Generate an arrow along each bond that indicates the positive and negative end of the bond and the length of the arrow is proportional to the difference between the electronegativities. These are the dipoles of the molecule.
Ensure that each bond in the molecule is correctly oriented based on the bonding in which it is involved. Single bonds are oriented at 109.5 degrees in the shape of a tetrahedron, a double-bonded atom has bonds at 120 degrees with a planar triangle orientation and a triple bond is a planar line with a bond angle of 180 degrees. Examples of these are carbon tetrachloride, water and carbon monoxide.

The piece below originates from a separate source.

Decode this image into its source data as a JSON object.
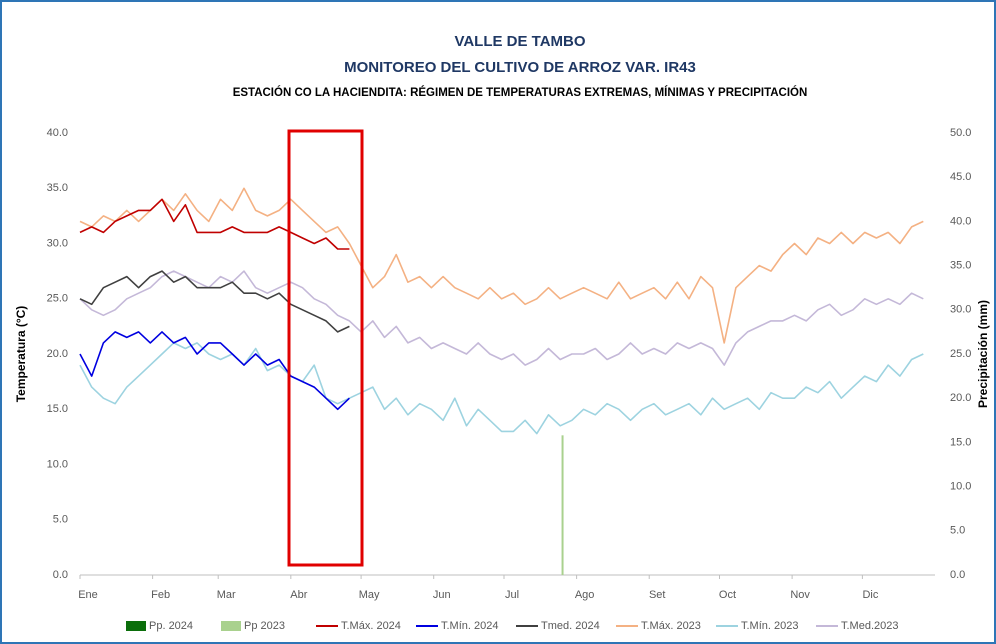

Sum the individual dipoles within the molecule to determine the overall dipole of the molecule. In a molecule like carbon dioxide, there are two dipoles that originate at the carbon atom and point towards the oxygen atom. These dipoles are oriented 180 degrees apart and are exactly the same magnitude, resulting in a molecule that is non-polar. In contrast, the water molecule has a tetrahedral orientation with the dipoles pointing from the hydrogen atoms towards the oxygen atom and possessing an equal length. Two other dipoles exist between the oxygen atom and the two lone pairs of electrons, which point away from the oxygen atom towards the remaining corners of the tetrahedron. Since all the dipoles point in one direction, the molecule is polar.
Classify each molecule as polar or non-polar based on the size of its molecular dipole. The greater the dipole of the molecule, the closer the molecule is to the polar side of the classification scale.